Ванька посмотрел на ребят и нехотя пополз на животе вверх по насыпи.

Близко-близко стучали колеса и попыхивал паровоз. Ванька полз и смотрел в ту сторону, откуда шел броневик. Наконец он добрался до полотна, оглянулся на нас и быстро мазнул рельс хлебом. Потом кубарем скатился к нам под откос.

— Ну, вот и все. Теперь лежи. Когда-нибудь вот так и бронепоезд взорвешь, — сказал поучительно Гаврик.

Мы засмеялись.

Бронепоезд медленно прошел мимо нас. Казалось, в нем не было ни души. Прошел, лязгнул колесами на стрелках и остановился у вокзала.

— Вставай! — скомандовал Андрей.

Мы быстро вскочили на ноги и опять побежали к станции. Перелезли через забор, крадучись прошли мимо больших погребов, прошмыгнули через сад. Наконец мы добрались до вокзала и забились в темный угол как раз напротив бронепоезда.

Публику с вокзала прогнали охранники. Офицеры ходили злые. У платформы бронепоезда шла непонятная возня. Все кричали. Больше всех горячился молодой, похожий на жужелицу, офицер с перевязанной головой.

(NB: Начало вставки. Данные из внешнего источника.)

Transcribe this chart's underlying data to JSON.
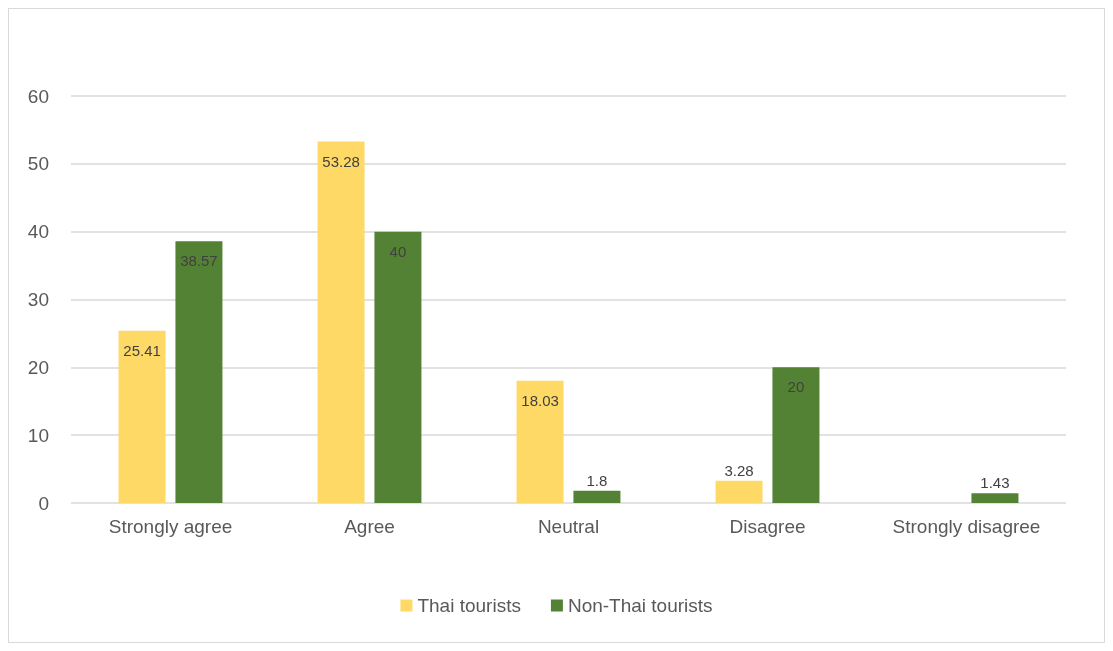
{
  "chart_data": {
    "type": "bar",
    "categories": [
      "Strongly agree",
      "Agree",
      "Neutral",
      "Disagree",
      "Strongly disagree"
    ],
    "series": [
      {
        "name": "Thai tourists",
        "color": "#ffd966",
        "values": [
          25.41,
          53.28,
          18.03,
          3.28,
          null
        ]
      },
      {
        "name": "Non-Thai tourists",
        "color": "#548235",
        "values": [
          38.57,
          40,
          1.8,
          20,
          1.43
        ]
      }
    ],
    "ylim": [
      0,
      60
    ],
    "yticks": [
      0,
      10,
      20,
      30,
      40,
      50,
      60
    ],
    "grid": "y",
    "legend": "bottom",
    "data_labels": true
  }
}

— А где же командир? — шепотом спросил я у Андрея.

— Молчи. Я почем знаю!

С платформы и с башен солдаты стаскивали убитых и клали их на носилки. С командирского мостика они стащили чье-то тело и свалили его на носилки, как сваливают обыкновенно дорожные вещи. Сверху набросили шинель, а на нее положили плоский военный бинокль.

— Верно, это и есть командир, — сказал Андрей.

Глава XI

БОЕВОЙ ОТРЯД

На следующий день мы с Андреем пошли к тупику. С нами были Васька, Мишка, Гаврик и Ванька. Я и Васька тащили красноармейцу еду. Дорогой Васька отколупнул от большой краюхи хлеба подгорелую корочку и медленно жевал ее.

— Мы, по чести сказать, красные партизаны, — сказал Мишка Архоник. — Все у нас есть, только винтовок нет.

— Кнут есть, а лошадь будет, — позевывая ответил ему Андрей.

Весело прыгая по обломкам вагонов и обгоняя друг друга, мы добрались до кладовой и, оглядевшись по сторонам, полезли на чердак.

Красноармеец поджидал нас. Он стоял в дверях, опираясь на палку. Щетина у него еще больше выросла. Лица почти не было видно.

— Заходите, — сказал он, пропуская нас.

Мы гуськом пролезли в дверь и уселись на сене.

— А это кто с вами?- спросил красноармеец, показывая головой на Гаврика и Мишку.

— Свои, деповские, — сказал я.

— Ну, свои, так ладно.

Красноармеец, взяв у нас хлеб и сало, стал быстро и жадно есть.

— Ну, рассказывайте, ребята, что там на станции творится.

— Вчера прикокошили кадетский броневик, — сказал Иван Васильевич.

— Врет он, — перебил его Мишка. — Броневик цел. А вот командира ихнего прикокошили.

— Я и говорю, что командира, а ты не заскакивай.

— Так ты так и говори, а не ври.

Красноармеец рассматривал нас, прищурив глаза, и уминал хлеб с салом.

— Слушай, товарищ красноармеец, — выпалил вдруг Васька и стащил с головы лохматую казачью шапку. — Может, ты к нам пойдешь жить? У нас хорошо, к нам никто не ходит.